Lewisburg moves Pride crosswalk plan to parking lot entrance
PennDOT’s warning pushed Lewisburg to pull a Pride crosswalk off South Third Street and into Municipal Parking Lot No. 1, turning a paint job into a test of local control.

PennDOT’s warning forced Lewisburg Borough Council to change course on a Pride Month crosswalk plan, shifting the rainbow design off South Third Street and into Municipal Parking Lot No. 1. The move kept the display in public view, but it also exposed how far borough leaders can go on local streets before state traffic-control rules take over.
At its June 16 meeting, council rescinded last month’s motion for a multicolored crosswalk on South Third Street near White Pine Alley and instead approved moving the design to the entrance and exit of the parking lot between South Third and South Fourth streets. The borough’s draft agenda had already flagged the item as a follow-up to the earlier approval, with a possible motion to direct staff to place the rainbow crosswalk in the adjacent lot instead.
The change was not just cosmetic. PennDOT had warned that painting the design on a street crosswalk would run afoul of traffic-control rules, and borough officials moved to avoid a direct clash with the state’s reading of roadway-marking standards. PennDOT’s updated guidance, issued in a May 27, 2025 strike-off letter, clarified Publication 46 chapters on unsignalized midblock crosswalks and traffic-control verification tools. The department’s draft Traffic Engineering Manual also cites the Federal Highway Administration’s Manual on Uniform Traffic Control Devices as the framework for state roadway markings.
Council members split over how to respond. Councilman David Heayn said he wanted to “embrace that spirit” in a place that is still publicly visible but consistent with road-safety rules. Council Vice President Jordi Comas said borough crews would use the Progress Pride flag as the design and argued that the parking lot site would still capture meaningful foot traffic. Councilwoman Jamie Grobes opposed rescinding the earlier vote, saying the borough should have carried out its original decision rather than quietly redirecting it after pushback.

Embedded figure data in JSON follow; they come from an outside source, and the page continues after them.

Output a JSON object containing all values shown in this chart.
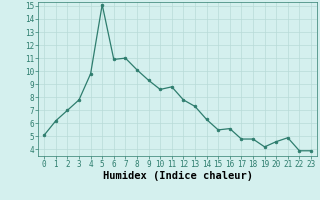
{
  "x": [
    0,
    1,
    2,
    3,
    4,
    5,
    6,
    7,
    8,
    9,
    10,
    11,
    12,
    13,
    14,
    15,
    16,
    17,
    18,
    19,
    20,
    21,
    22,
    23
  ],
  "y": [
    5.1,
    6.2,
    7.0,
    7.8,
    9.8,
    15.1,
    10.9,
    11.0,
    10.1,
    9.3,
    8.6,
    8.8,
    7.8,
    7.3,
    6.3,
    5.5,
    5.6,
    4.8,
    4.8,
    4.2,
    4.6,
    4.9,
    3.9,
    3.9
  ],
  "xlabel": "Humidex (Indice chaleur)",
  "ylim_min": 3.5,
  "ylim_max": 15.3,
  "xlim_min": -0.5,
  "xlim_max": 23.5,
  "yticks": [
    4,
    5,
    6,
    7,
    8,
    9,
    10,
    11,
    12,
    13,
    14,
    15
  ],
  "xticks": [
    0,
    1,
    2,
    3,
    4,
    5,
    6,
    7,
    8,
    9,
    10,
    11,
    12,
    13,
    14,
    15,
    16,
    17,
    18,
    19,
    20,
    21,
    22,
    23
  ],
  "line_color": "#2e7d6e",
  "marker_color": "#2e7d6e",
  "bg_color": "#d4f0ee",
  "grid_color": "#b8dbd8",
  "xlabel_fontsize": 7.5,
  "tick_fontsize": 5.5
}
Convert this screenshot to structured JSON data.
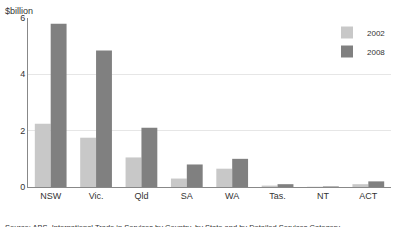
{
  "chart_data": {
    "type": "bar",
    "y_label": "$billion",
    "source": "Source: ABS, International Trade in Services by Country, by State and by Detailed Services Category",
    "categories": [
      "NSW",
      "Vic.",
      "Qld",
      "SA",
      "WA",
      "Tas.",
      "NT",
      "ACT"
    ],
    "series": [
      {
        "name": "2002",
        "color": "#c8c8c8",
        "values": [
          2.25,
          1.75,
          1.05,
          0.3,
          0.65,
          0.05,
          0.01,
          0.1
        ]
      },
      {
        "name": "2008",
        "color": "#808080",
        "values": [
          5.8,
          4.85,
          2.1,
          0.8,
          1.0,
          0.1,
          0.02,
          0.2
        ]
      }
    ],
    "ylim": [
      0,
      6
    ],
    "yticks": [
      0,
      2,
      4,
      6
    ],
    "grid": true,
    "legend": "upper right"
  }
}
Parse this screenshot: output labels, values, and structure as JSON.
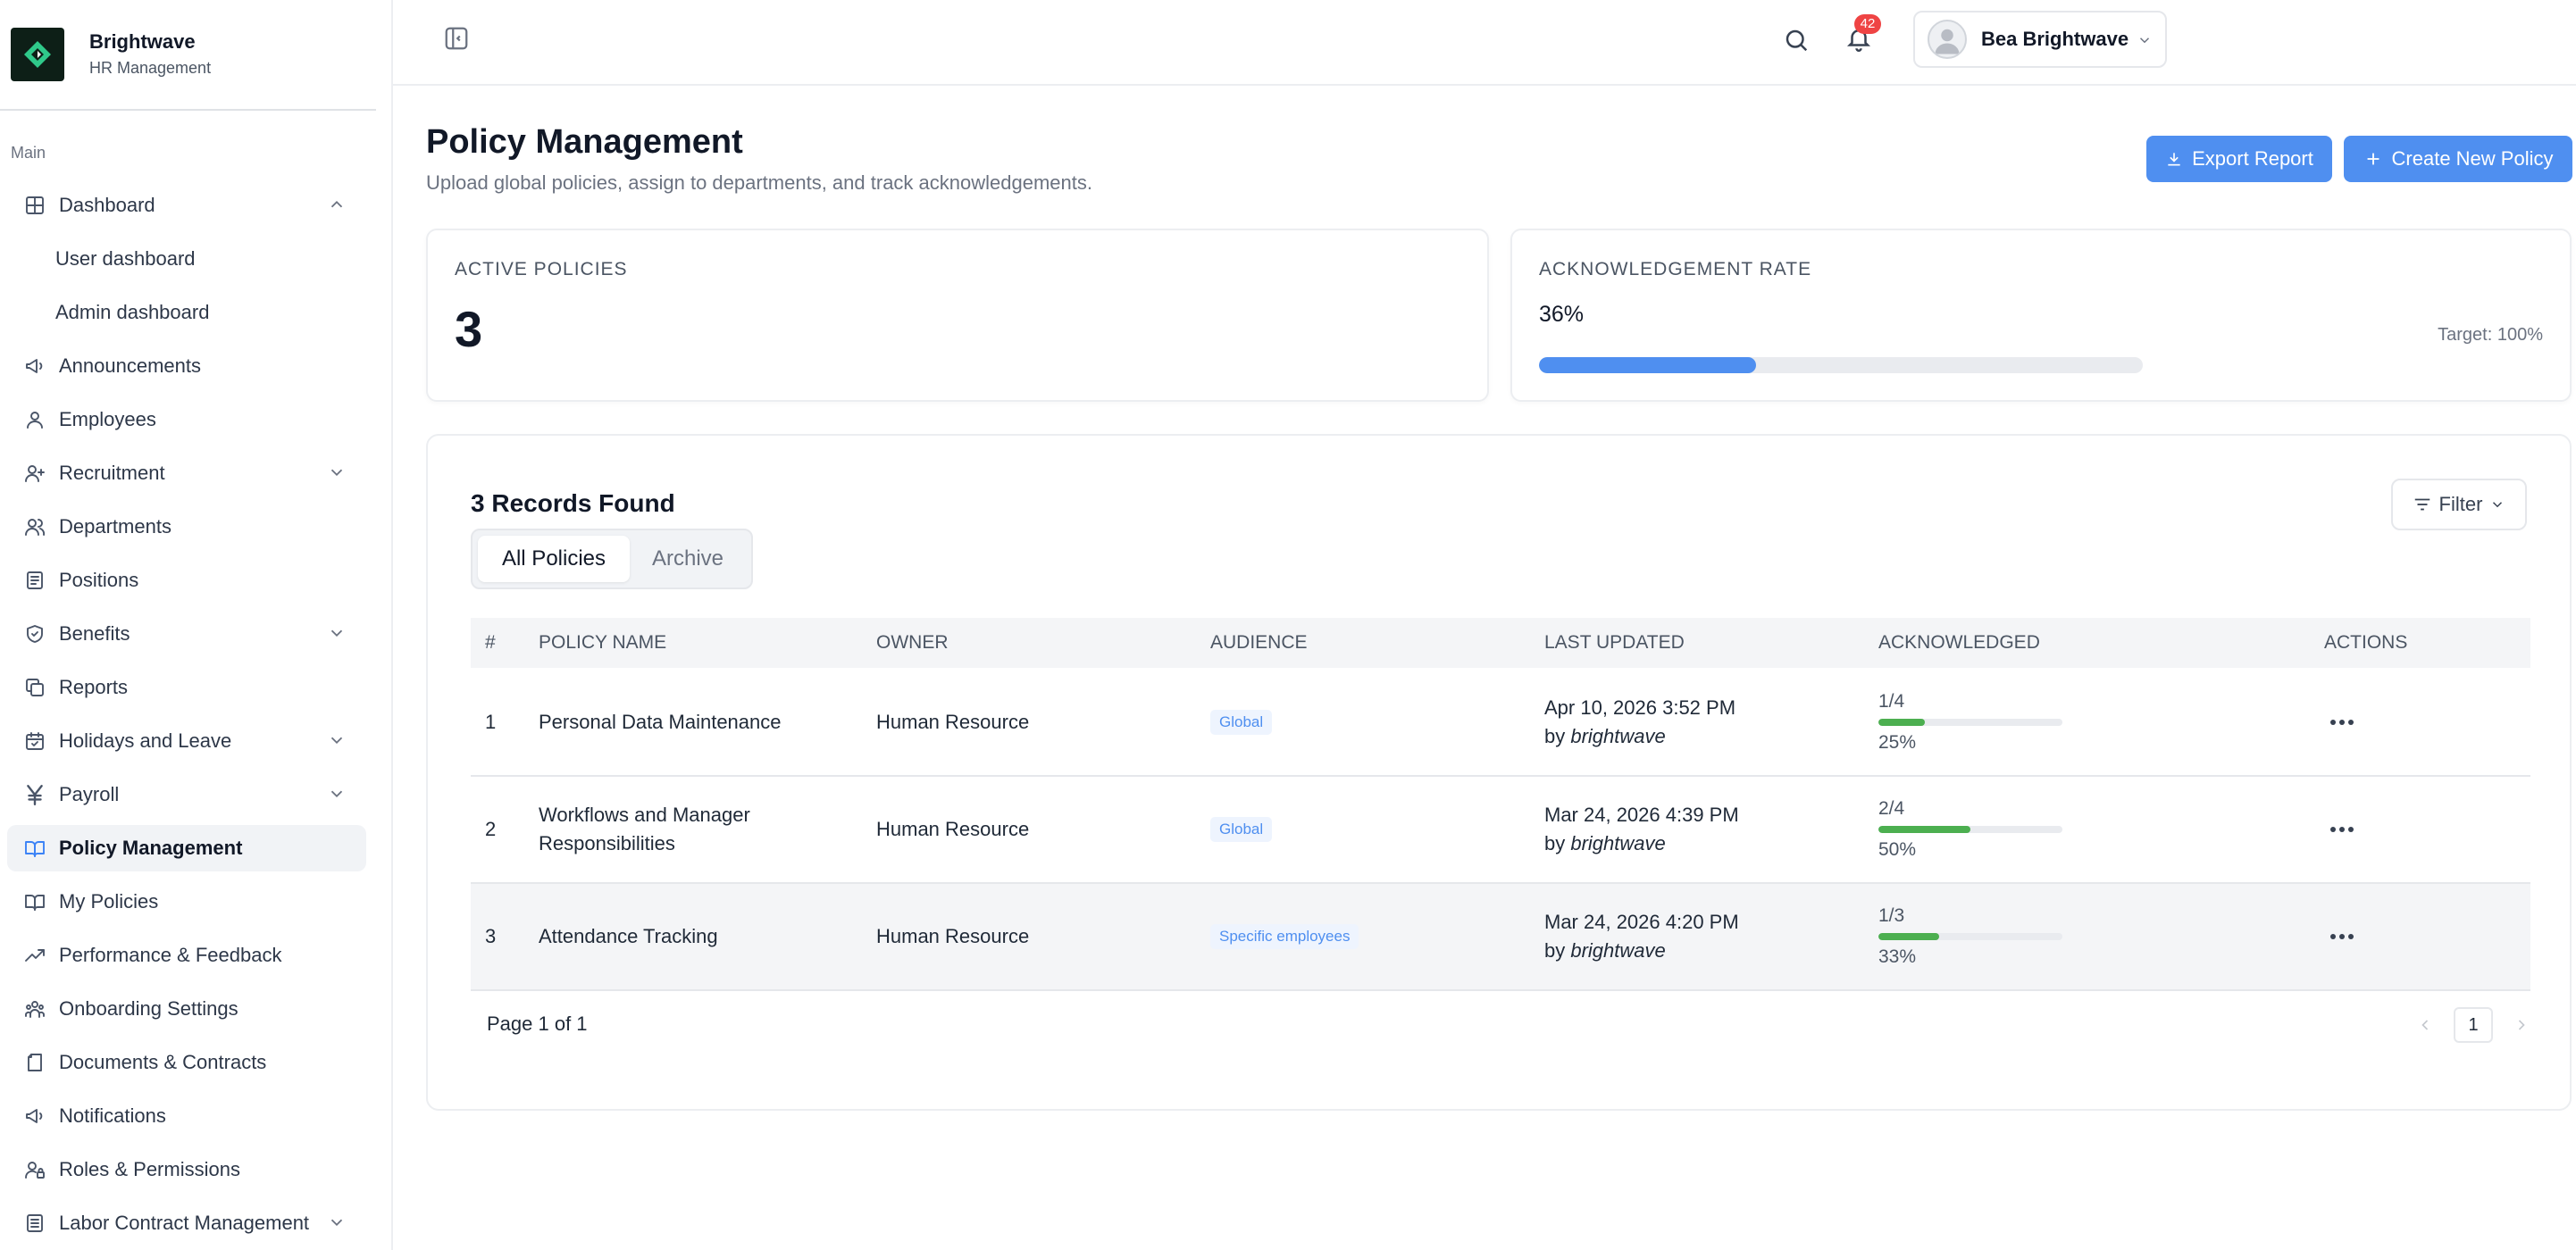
{
  "brand": {
    "name": "Brightwave",
    "subtitle": "HR Management"
  },
  "sidebar": {
    "section_label": "Main",
    "items": [
      {
        "label": "Dashboard",
        "icon": "grid-icon",
        "expandable": true,
        "expanded": true
      },
      {
        "label": "User dashboard",
        "sub": true
      },
      {
        "label": "Admin dashboard",
        "sub": true
      },
      {
        "label": "Announcements",
        "icon": "megaphone-icon"
      },
      {
        "label": "Employees",
        "icon": "user-icon"
      },
      {
        "label": "Recruitment",
        "icon": "user-plus-icon",
        "expandable": true
      },
      {
        "label": "Departments",
        "icon": "users-icon"
      },
      {
        "label": "Positions",
        "icon": "list-icon"
      },
      {
        "label": "Benefits",
        "icon": "shield-icon",
        "expandable": true
      },
      {
        "label": "Reports",
        "icon": "copy-icon"
      },
      {
        "label": "Holidays and Leave",
        "icon": "calendar-icon",
        "expandable": true
      },
      {
        "label": "Payroll",
        "icon": "yen-icon",
        "expandable": true
      },
      {
        "label": "Policy Management",
        "icon": "book-icon",
        "active": true
      },
      {
        "label": "My Policies",
        "icon": "book-icon"
      },
      {
        "label": "Performance & Feedback",
        "icon": "trend-icon"
      },
      {
        "label": "Onboarding Settings",
        "icon": "team-icon"
      },
      {
        "label": "Documents & Contracts",
        "icon": "file-icon"
      },
      {
        "label": "Notifications",
        "icon": "megaphone-icon"
      },
      {
        "label": "Roles & Permissions",
        "icon": "user-lock-icon"
      },
      {
        "label": "Labor Contract Management",
        "icon": "doc-lines-icon",
        "expandable": true
      }
    ]
  },
  "topbar": {
    "notification_count": "42",
    "user_name": "Bea Brightwave"
  },
  "page": {
    "title": "Policy Management",
    "subtitle": "Upload global policies, assign to departments, and track acknowledgements.",
    "export_label": "Export Report",
    "create_label": "Create New Policy"
  },
  "stats": {
    "active_label": "ACTIVE POLICIES",
    "active_value": "3",
    "ack_label": "ACKNOWLEDGEMENT RATE",
    "ack_value": "36%",
    "ack_fraction": 0.36,
    "target_label": "Target: 100%"
  },
  "table": {
    "records_found": "3 Records Found",
    "tabs": [
      "All Policies",
      "Archive"
    ],
    "filter_label": "Filter",
    "headers": [
      "#",
      "POLICY NAME",
      "OWNER",
      "AUDIENCE",
      "LAST UPDATED",
      "ACKNOWLEDGED",
      "ACTIONS"
    ],
    "rows": [
      {
        "num": "1",
        "name": "Personal Data Maintenance",
        "owner": "Human Resource",
        "audience": "Global",
        "updated": "Apr 10, 2026 3:52 PM",
        "by_prefix": "by ",
        "by": "brightwave",
        "ack": "1/4",
        "ack_pct": "25%",
        "ack_fraction": 0.25
      },
      {
        "num": "2",
        "name": "Workflows and Manager Responsibilities",
        "owner": "Human Resource",
        "audience": "Global",
        "updated": "Mar 24, 2026 4:39 PM",
        "by_prefix": "by ",
        "by": "brightwave",
        "ack": "2/4",
        "ack_pct": "50%",
        "ack_fraction": 0.5
      },
      {
        "num": "3",
        "name": "Attendance Tracking",
        "owner": "Human Resource",
        "audience": "Specific employees",
        "updated": "Mar 24, 2026 4:20 PM",
        "by_prefix": "by ",
        "by": "brightwave",
        "ack": "1/3",
        "ack_pct": "33%",
        "ack_fraction": 0.33,
        "highlighted": true
      }
    ],
    "page_info": "Page 1 of 1",
    "current_page": "1"
  },
  "colors": {
    "accent": "#4f8ff0",
    "success": "#4caf50",
    "danger": "#ef4444"
  }
}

The discussion also highlighted the stakes for a small borough that depends on state cooperation. One council member warned that moving ahead in defiance of PennDOT could jeopardize millions in state funding. Lewisburg chose to avoid that fight, but the compromise leaves the larger debate unresolved: whether a parking lot entrance preserves the visibility the borough wanted, or blunts the message by pulling the design off a public street.

The Pride crosswalk is unfolding against a broader push on pedestrian safety in Lewisburg, where councilwoman Samantha Pearson said in April that the borough had been working on the issue for more than a decade. Pearson said pedestrians have been hit in the borough and that the problem intensified over the prior year. She also said Lewisburg had already installed an LED-lit crosswalk sign, that PennDOT asked for additional engineering before more upgrades could move forward, and that the borough was using a $200,000 grant to assess road safety for drivers, walkers and bikers at spots including Market and Water streets and Market and South Front Street. That background helps explain why a single crosswalk became a test of how Lewisburg balances visibility, safety and state oversight.